I wouldn't be worried about scaring off women. Even if you only like women that have a big toe longer than their second toe <waits for everyone to look at their feet>, then a woman that met that criteria who was scared off by something you said with good intentions would not make a good match long term anyway. Better to get that out of the way quickly.
Aye, good point.
Think about the circles you move in and the things you like doing. Do they match? If not then you might need to start talking to other people where it is easier to be yourself.
Don't really get much of a choice in college....I mean there's definitely groups that respect me more than others, but my roommates don't hang out with them, and I'm generally with my roommates because they're my roommate, so yeah....it's a lot harder than just "go hang out with friends who aren't bad people".
I'm going to have to call you out on this mate. scraps and leftovers might have a particular definition for you, but if we haven't come across it elsewhere we'll probably jump to the most likely definitions, and then colour what you are trying to say within that definition.
Seeing as how I gave that original definition in the original post/thread, again people just want to assume the worst about me because I don't think or frame problems the same way as they do.
People still use wings? Isn't that so 1980's frat boy?
I've done it for people....it still works.
You aren't actually a car being sold. There is no need to inform of every fault you have up front. That is what I think the dating process is for. To get to know a person more fully, faults and all, and to determine the future direction of the relationship. Eventually you will have to tell them more, assuming the relationship progresses far enough but by informing a chick you barely know that you have aspergers (for example) at the same time you ask for a date then she hasn't yet seen any of your 'pluses'. Note: I was having lunch today with a mate who is recently married, like 4 months ago. He has aspergers and she of course knows.
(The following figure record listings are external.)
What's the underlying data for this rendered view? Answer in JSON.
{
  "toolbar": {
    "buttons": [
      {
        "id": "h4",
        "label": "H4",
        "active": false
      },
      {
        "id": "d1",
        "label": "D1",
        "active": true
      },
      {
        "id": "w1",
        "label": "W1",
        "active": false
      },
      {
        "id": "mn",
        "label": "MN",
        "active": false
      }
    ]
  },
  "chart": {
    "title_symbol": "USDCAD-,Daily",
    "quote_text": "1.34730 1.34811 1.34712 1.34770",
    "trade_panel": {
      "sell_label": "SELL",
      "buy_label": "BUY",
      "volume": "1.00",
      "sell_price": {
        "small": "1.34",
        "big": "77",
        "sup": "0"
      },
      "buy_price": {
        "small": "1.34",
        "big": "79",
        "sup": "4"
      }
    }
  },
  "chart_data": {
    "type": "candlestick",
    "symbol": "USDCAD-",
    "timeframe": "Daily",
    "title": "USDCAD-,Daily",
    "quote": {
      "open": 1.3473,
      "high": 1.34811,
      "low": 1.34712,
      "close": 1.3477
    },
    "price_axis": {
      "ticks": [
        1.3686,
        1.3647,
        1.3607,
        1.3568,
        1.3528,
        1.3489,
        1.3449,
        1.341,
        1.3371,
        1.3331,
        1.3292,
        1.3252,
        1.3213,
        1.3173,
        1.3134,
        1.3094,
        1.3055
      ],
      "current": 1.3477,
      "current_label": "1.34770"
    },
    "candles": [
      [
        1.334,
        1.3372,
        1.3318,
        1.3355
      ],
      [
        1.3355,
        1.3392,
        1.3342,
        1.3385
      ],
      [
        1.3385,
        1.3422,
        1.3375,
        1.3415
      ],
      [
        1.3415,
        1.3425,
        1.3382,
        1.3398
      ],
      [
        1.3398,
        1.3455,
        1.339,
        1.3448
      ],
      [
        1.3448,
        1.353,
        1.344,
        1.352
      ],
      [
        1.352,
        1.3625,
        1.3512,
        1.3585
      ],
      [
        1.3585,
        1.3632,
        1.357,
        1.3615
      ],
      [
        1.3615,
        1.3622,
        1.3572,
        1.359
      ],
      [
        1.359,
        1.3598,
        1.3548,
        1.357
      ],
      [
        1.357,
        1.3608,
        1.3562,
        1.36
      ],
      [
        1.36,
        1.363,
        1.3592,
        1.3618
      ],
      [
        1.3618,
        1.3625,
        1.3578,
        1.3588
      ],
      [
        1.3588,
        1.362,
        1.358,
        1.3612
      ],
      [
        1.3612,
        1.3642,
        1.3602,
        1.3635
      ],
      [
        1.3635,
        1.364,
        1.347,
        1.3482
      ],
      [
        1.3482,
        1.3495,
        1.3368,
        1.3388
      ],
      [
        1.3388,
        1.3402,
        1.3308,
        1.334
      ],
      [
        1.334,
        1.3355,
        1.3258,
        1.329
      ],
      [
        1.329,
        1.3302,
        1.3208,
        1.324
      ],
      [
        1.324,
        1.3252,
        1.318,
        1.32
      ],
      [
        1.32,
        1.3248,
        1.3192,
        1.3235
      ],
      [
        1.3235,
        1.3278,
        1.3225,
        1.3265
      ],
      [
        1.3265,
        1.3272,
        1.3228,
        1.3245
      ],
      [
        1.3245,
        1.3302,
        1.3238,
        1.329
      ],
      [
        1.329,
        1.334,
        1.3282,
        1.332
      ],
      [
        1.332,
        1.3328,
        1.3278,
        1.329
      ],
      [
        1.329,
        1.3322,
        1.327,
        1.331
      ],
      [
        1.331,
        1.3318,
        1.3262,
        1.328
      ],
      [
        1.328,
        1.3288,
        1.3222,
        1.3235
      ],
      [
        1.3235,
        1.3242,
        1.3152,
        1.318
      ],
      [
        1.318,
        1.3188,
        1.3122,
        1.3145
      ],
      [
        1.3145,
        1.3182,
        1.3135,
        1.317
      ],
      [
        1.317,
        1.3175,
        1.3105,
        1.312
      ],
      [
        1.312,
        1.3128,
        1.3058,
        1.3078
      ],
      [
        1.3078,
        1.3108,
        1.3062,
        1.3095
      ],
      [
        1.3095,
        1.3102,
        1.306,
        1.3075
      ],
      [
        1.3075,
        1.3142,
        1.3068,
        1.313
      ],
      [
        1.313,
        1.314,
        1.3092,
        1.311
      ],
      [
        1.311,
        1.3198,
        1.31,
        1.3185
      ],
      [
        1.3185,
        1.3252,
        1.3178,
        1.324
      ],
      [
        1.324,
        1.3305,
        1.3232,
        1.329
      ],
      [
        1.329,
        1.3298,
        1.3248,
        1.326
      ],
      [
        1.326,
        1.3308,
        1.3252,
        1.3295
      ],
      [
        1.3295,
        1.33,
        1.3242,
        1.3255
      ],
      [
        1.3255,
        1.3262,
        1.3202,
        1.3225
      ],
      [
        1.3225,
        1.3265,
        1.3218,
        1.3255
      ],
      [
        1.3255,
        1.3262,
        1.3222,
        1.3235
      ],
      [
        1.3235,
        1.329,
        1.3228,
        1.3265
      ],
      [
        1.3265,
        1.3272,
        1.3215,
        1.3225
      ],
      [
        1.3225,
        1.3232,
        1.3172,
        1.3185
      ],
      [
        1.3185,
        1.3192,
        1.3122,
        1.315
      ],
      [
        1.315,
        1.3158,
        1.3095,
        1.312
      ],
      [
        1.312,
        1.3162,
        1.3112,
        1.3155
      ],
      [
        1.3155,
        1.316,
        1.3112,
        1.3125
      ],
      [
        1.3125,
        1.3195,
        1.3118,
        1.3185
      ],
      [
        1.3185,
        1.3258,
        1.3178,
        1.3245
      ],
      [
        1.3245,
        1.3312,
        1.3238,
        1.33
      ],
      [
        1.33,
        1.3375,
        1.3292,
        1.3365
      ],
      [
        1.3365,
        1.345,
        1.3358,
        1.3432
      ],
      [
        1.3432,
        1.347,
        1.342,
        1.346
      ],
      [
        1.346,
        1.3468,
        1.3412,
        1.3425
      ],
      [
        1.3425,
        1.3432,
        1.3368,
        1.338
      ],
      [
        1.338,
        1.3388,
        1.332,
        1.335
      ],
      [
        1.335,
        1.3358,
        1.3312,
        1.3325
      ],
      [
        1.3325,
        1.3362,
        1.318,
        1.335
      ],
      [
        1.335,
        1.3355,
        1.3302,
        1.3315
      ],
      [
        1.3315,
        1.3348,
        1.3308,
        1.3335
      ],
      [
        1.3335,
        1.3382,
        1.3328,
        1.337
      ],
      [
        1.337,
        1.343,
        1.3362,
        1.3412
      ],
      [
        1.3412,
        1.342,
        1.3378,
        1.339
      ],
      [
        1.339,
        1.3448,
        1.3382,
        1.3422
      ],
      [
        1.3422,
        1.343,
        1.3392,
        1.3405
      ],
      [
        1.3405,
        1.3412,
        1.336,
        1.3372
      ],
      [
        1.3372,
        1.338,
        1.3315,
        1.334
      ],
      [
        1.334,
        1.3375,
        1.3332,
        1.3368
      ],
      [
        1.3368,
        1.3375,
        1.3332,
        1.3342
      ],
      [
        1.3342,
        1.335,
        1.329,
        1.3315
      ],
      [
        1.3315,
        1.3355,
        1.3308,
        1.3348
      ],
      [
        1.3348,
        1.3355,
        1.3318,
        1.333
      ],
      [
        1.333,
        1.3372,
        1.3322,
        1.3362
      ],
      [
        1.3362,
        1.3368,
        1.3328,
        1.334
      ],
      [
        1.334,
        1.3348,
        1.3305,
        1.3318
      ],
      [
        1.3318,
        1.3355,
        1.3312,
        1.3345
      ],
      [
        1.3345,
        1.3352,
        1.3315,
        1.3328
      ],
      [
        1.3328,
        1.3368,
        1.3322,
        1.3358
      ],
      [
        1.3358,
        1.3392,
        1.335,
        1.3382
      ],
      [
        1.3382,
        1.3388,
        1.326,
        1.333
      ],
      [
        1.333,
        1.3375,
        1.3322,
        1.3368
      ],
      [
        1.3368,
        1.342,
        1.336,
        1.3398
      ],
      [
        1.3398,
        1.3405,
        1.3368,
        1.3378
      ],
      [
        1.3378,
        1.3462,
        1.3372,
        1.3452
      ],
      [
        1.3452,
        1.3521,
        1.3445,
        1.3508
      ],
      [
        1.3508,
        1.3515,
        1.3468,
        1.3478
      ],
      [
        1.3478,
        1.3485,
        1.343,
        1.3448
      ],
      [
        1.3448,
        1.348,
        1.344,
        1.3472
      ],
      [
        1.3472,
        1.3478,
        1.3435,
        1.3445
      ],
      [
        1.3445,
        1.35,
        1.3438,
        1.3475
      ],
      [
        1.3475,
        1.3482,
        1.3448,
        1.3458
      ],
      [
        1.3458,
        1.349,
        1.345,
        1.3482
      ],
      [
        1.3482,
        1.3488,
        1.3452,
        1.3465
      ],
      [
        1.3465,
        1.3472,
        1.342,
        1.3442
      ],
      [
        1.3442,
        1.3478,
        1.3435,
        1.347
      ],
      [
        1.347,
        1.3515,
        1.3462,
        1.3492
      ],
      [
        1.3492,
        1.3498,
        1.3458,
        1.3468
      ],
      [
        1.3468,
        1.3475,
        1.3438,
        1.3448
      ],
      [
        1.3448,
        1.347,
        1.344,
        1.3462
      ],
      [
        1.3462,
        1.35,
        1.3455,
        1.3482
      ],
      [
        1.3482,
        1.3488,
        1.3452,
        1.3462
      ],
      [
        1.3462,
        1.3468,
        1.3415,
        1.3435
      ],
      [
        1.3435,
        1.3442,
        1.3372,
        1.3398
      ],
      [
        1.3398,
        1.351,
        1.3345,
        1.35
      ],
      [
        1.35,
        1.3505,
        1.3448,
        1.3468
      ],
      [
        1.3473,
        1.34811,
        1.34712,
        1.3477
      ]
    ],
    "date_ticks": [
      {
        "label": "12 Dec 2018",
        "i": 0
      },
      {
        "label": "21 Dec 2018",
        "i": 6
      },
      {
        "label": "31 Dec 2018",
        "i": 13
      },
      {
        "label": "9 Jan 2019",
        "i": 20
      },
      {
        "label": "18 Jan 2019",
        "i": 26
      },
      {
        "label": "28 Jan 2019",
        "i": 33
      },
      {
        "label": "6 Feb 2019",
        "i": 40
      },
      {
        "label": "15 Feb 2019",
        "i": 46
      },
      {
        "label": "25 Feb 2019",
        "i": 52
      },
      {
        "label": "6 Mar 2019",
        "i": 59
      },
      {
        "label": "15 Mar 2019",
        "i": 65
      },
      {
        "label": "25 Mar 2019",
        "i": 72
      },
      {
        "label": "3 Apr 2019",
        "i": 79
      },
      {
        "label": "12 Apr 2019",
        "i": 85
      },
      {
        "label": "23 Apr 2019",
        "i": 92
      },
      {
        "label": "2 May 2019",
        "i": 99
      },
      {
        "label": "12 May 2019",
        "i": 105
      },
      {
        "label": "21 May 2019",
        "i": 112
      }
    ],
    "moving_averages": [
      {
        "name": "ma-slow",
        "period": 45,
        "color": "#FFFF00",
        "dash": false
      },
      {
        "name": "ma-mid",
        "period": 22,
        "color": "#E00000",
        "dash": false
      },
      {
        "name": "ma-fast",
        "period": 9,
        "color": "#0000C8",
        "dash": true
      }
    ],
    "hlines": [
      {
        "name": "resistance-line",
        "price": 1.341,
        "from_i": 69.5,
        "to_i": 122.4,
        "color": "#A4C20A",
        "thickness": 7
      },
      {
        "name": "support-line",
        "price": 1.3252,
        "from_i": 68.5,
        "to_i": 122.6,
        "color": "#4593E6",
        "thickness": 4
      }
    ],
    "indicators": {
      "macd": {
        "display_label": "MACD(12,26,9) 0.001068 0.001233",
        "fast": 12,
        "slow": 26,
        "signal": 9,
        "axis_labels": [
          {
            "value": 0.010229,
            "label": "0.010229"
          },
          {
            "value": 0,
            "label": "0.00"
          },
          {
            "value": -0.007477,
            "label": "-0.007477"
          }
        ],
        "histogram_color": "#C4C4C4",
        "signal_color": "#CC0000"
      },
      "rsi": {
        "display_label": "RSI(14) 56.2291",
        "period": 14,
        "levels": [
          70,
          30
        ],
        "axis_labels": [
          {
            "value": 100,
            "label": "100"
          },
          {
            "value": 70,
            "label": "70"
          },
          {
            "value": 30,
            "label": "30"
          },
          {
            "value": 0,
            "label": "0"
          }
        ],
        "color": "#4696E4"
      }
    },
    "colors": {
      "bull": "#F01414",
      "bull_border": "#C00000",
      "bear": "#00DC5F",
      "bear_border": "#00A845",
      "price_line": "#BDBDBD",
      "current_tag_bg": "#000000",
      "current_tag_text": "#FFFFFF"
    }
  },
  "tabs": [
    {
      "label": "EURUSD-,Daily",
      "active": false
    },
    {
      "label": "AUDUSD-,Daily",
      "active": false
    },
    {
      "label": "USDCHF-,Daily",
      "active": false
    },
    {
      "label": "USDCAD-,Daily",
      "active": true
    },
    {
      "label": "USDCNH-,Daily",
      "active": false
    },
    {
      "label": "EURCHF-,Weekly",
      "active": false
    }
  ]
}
It's kinda hard to hide aspergers, mate.

I'm nowhere like that. Just some things that affect me that may soon go away anyway if given some time and stuff. Like a long-term illness that is leaving the body soon.
Dude! Don't ask a chick if she finds you attractive. Firstly because I believe you are meaning only physical attractiveness, which means you are putting too much value, and perhaps in your head trying to conciliate what you think of her appearance, and the belief that she should match that opinion with one of you. And secondly you are telling her that physical attractiveness is held highly by you and she may feel that she cannot be pretty enough (yes lots of pretty girls think they aren't) to meet your priority on attractiveness.
Well, I would be only talking about physical attractiveness. I'm fully confident in my personality, but the ship "body" has to cross the sea and make it there before the army of Spanish conquistadors can run train on people. Btw, that has got to be my best metaphor in awhile.
Insecurity, you're right, is something I shouldn't cultivate though. I just have that fear that I'm often the "right now" because she's gonna find and upgraded version of me and I'm donezo. It's very crippling on the approach to know that there are better people out there and they might snap up your date like a vulture before you can really have any chance of getting those conquistadors out there.
as for the car thing, I am an original Ford Model T straight off the assembly line, original parts and paint.
Get about 40 years older, then we'll talk about getting you an old car like that.
I reckon I probably flirt without mening to sometimes, but hey mate - if you're flirting with girls you reckon are gonna go sleep with other guys then honestly, who are you looking at?! If you truly want a relationship - because that's what it'll be - then you need to seriously consider who the other half should be. Think about who you are right now. Is Christ important to you? If yes, then He should be important to your potential spouse as well. You're worth someone who places value on the same things as you. Don't settle for less. You are a prince of the King - and as such will need a Princess (when the time comes). For the moment, enjoy your singleness - learn from God about the man He wants you to be, and flirt if you must, but ask yourself - 'is this gonna go somewhere that God would be happy about?'
Love in Christ.
I'm looking at regular girls, like the ones at school or the ones at the post office or whatever! Christian girls who I'm attracted to do not want me. This I've realized long ago, and I have come to peace with. Since I'm not willing to "play ball" and do all that christianese and whatever to puff myself up, I'm not on their radar. The ironic thing is even when I became an assistant pastor for awhile, I was still
persona non grata. I'm just used to that now, and I have come to peace that I may never have everything that I'm looking for in a person.
Singleness, for those who are not meant to be single, is a curse. Don't ever forget that, lest you be deluded like the Christians Paul writes about in his First Letter to the Corinthians.
This thread is being invaded by onionheads!!